Oleh: Khusnul
Mantan Menteri Energi dan Sumber Daya Mineral (ESDM) Sudirman Said menilai bahwa kasus korupsi dalam tata kelola minyak mentah dan produk kilang di PT Pertamina (Persero) merupakan praktik lama yang kembali muncul dengan melibatkan pelaku baru. (kompas.com, 2/3/25)
Kejaksaan Agung (Kejagung) awalnya mengungkap bahwa dugaan korupsi di PT Pertamina merugikan negara sebesar Rp 193,7 triliun pada 2023. Namun, karena kasus ini berlangsung sejak 2018, jumlah total kerugian dalam lima tahun bisa mencapai Rp 968,5 triliun. Kerugian negara berasal dari beberapa faktor, seperti ekspor minyak mentah dalam negeri, impor minyak mentah dan BBM melalui perantara, pemberian kompensasi serta subsidi, hingga distribusi BBM yang tidak sesuai spesifikasi. Dengan nilai kerugian yang sangat besar, kasus dugaan korupsi di Pertamina kini menduduki puncak "Klasemen Liga Korupsi Indonesia," mengungguli kasus-kasus megakorupsi lainnya yang telah lebih dulu terungkap. (kompas.com, 28/2/25)

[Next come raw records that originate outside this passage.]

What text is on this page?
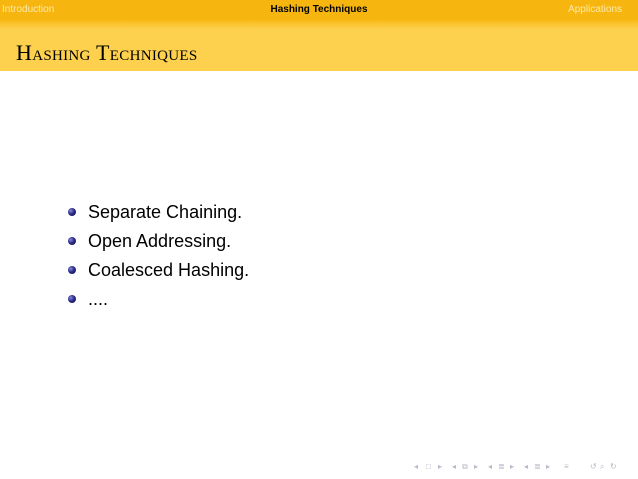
Introduction	Hashing Techniques	Applications
Hashing Techniques
Separate Chaining.
Open Addressing.
Coalesced Hashing.
....
◂ □ ▸ ◂ ⧉ ▸ ◂ ≣ ▸ ◂ ≣ ▸ ≡	↺ ⌕ ↻
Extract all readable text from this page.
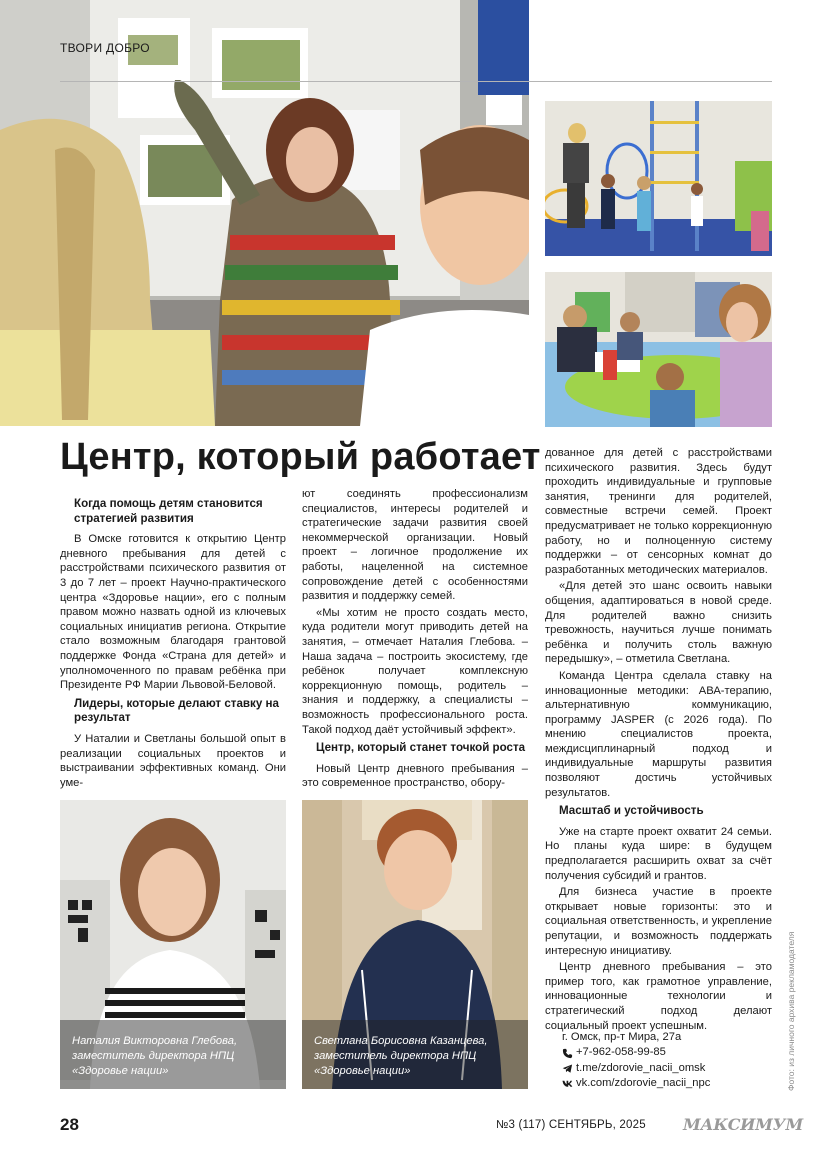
ТВОРИ ДОБРО
Центр, который работает
Когда помощь детям становится стратегией развития

В Омске готовится к открытию Центр дневного пребывания для детей с расстройствами психического развития от 3 до 7 лет – проект Научно-практического центра «Здоровье нации», его с полным правом можно назвать одной из ключевых социальных инициатив региона. Открытие стало возможным благодаря грантовой поддержке Фонда «Страна для детей» и уполномоченного по правам ребёнка при Президенте РФ Марии Львовой-Беловой.

Лидеры, которые делают ставку на результат

У Наталии и Светланы большой опыт в реализации социальных проектов и выстраивании эффективных команд. Они уме-

ют соединять профессионализм специалистов, интересы родителей и стратегические задачи развития своей некоммерческой организации. Новый проект – логичное продолжение их работы, нацеленной на системное сопровождение детей с особенностями развития и поддержку семей.

«Мы хотим не просто создать место, куда родители могут приводить детей на занятия, – отмечает Наталия Глебова. – Наша задача – построить экосистему, где ребёнок получает комплексную коррекционную помощь, родитель – знания и поддержку, а специалисты – возможность профессионального роста. Такой подход даёт устойчивый эффект».

Центр, который станет точкой роста

Новый Центр дневного пребывания – это современное пространство, обору-

дованное для детей с расстройствами психического развития. Здесь будут проходить индивидуальные и групповые занятия, тренинги для родителей, совместные встречи семей. Проект предусматривает не только коррекционную работу, но и полноценную систему поддержки – от сенсорных комнат до разработанных методических материалов.

«Для детей это шанс освоить навыки общения, адаптироваться в новой среде. Для родителей важно снизить тревожность, научиться лучше понимать ребёнка и получить столь важную передышку», – отметила Светлана.

Команда Центра сделала ставку на инновационные методики: АВА-терапию, альтернативную коммуникацию, программу JASPER (с 2026 года). По мнению специалистов проекта, междисциплинарный подход и индивидуальные маршруты развития позволяют достичь устойчивых результатов.

Масштаб и устойчивость

Уже на старте проект охватит 24 семьи. Но планы куда шире: в будущем предполагается расширить охват за счёт получения субсидий и грантов.

Для бизнеса участие в проекте открывает новые горизонты: это и социальная ответственность, и укрепление репутации, и возможность поддержать интересную инициативу.

Центр дневного пребывания – это пример того, как грамотное управление, инновационные технологии и стратегический подход делают социальный проект успешным.

Наталия Викторовна Глебова, заместитель директора НПЦ «Здоровье нации»
Светлана Борисовна Казанцева, заместитель директора НПЦ «Здоровье нации»
г. Омск, пр-т Мира, 27а
+7-962-058-99-85
t.me/zdorovie_nacii_omsk
vk.com/zdorovie_nacii_npc	Фото: из личного архива рекламодателя
28	№3 (117) СЕНТЯБРЬ, 2025 МАКСИМУМ
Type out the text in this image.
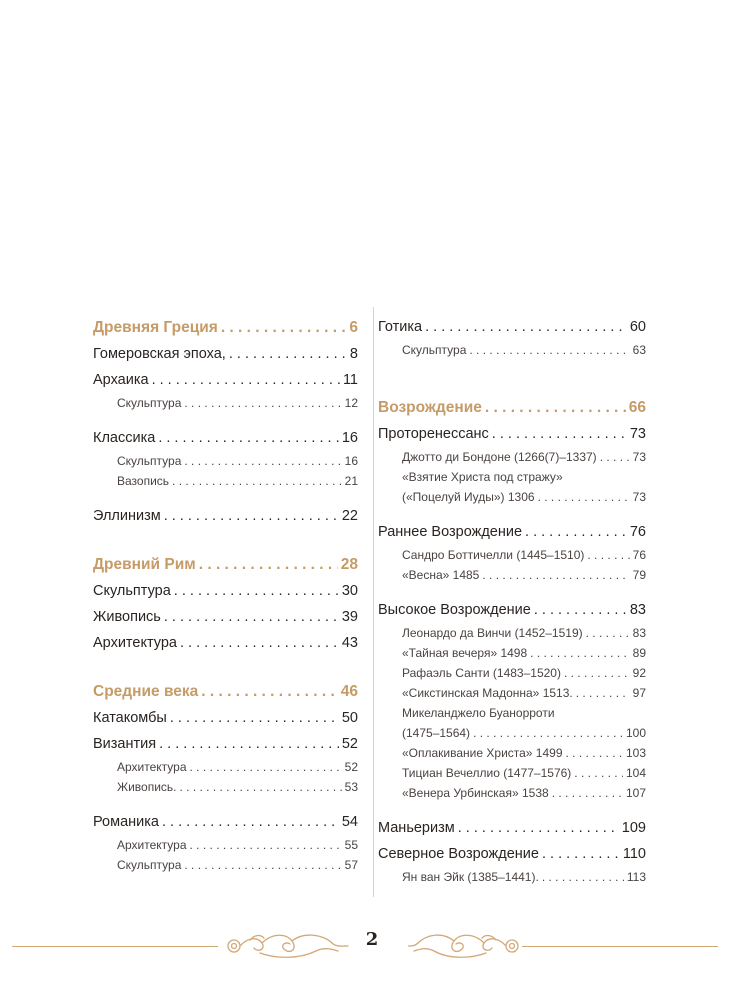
Древняя Греция . . .	6
Гомеровская эпоха, . . .	8
Архаика . . .	11
Скульптура . . .	12
Классика . . .	16
Скульптура . . .	16
Вазопись . . .	21
Эллинизм . . .	22
Древний Рим . . .	28
Скульптура . . .	30
Живопись . . .	39
Архитектура . . .	43
Средние века . . .	46
Катакомбы . . .	50
Византия . . .	52
Архитектура . . .	52
Живопись. . . .	53
Романика . . .	54
Архитектура . . .	55
Скульптура . . .	57
Готика . . .	60
Скульптура . . .	63
Возрождение . . .	66
Проторенессанс . . .	73
Джотто ди Бондоне (1266(7)–1337) . . .	73
«Взятие Христа под стражу»
(«Поцелуй Иуды») 1306 . . .	73
Раннее Возрождение . . .	76
Сандро Боттичелли (1445–1510) . . .	76
«Весна» 1485 . . .	79
Высокое Возрождение . . .	83
Леонардо да Винчи (1452–1519) . . .	83
«Тайная вечеря» 1498 . . .	89
Рафаэль Санти (1483–1520) . . .	92
«Сикстинская Мадонна» 1513. . . .	97
Микеланджело Буанорроти
(1475–1564) . . .	100
«Оплакивание Христа» 1499 . . .	103
Тициан Вечеллио (1477–1576) . . .	104
«Венера Урбинская» 1538 . . .	107
Маньеризм . . .	109
Северное Возрождение . . .	110
Ян ван Эйк (1385–1441). . . .	113
2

Kondisi Indonesia saat ini memang sangat berbeda dari tahun-tahun sebelumnya. Bahkan di tuan ini nampak segala hal yang semula sangat manis. Berbagai macam penderitaan rakyat semakin menjadi, dan kondisi jajaran atas banyak yang terungkap melakukan tindakan korupsi. Sungguh miris seklai ketimpangan ynag ada saat ini. Sedangkan korupsi seolah sudah menjadi tradisi di negeri ini, merekan terus mencari celah dalam setiap kesempatan. Seolah-olah kasus ini tidak ada habisnya, terus menjangkit tidak berhenti bisa dikatakan seperti jamur yang tersebar di musim hujan. Bahkan dari ulasan berita diatas, dikatakan bahwa kasus korupsi pertamina ini menjadi kasus korupsi ini menduduki "puncak klasemen Liga Korupsi Indonesia" Sungguh luar biasa kebobrokan para pejabat di negeri ini. Sebuah rekor yang tidak patut dibanggakan, ditengah kondisi rakyat yang kesulitan dalam segala aspek kehidupan justru kasus korupsi merajalela. Mereka mengakali pengadaan barang, dengan mengambil keuntungan dari transaksi ini. Ini terjadi karena pejabat tidak amanah. Rakyat hanya di tipu dengan janji-janji, sedang mereka mengantongi keuntungan negeri, dimana para penguasa negeri ini, alih-alih menegakkan hukum dengan tepat sasaran, mereka memaafkan jika harta korupsinya dikembalikan. Sanggat tidak adil hukum yang diterapka, jika hukum itu mengenai orang kecil tajam sekali dia diterapkan, tapi jika mengenai orang bermodal besar sangat tumpul dalam penerapannya.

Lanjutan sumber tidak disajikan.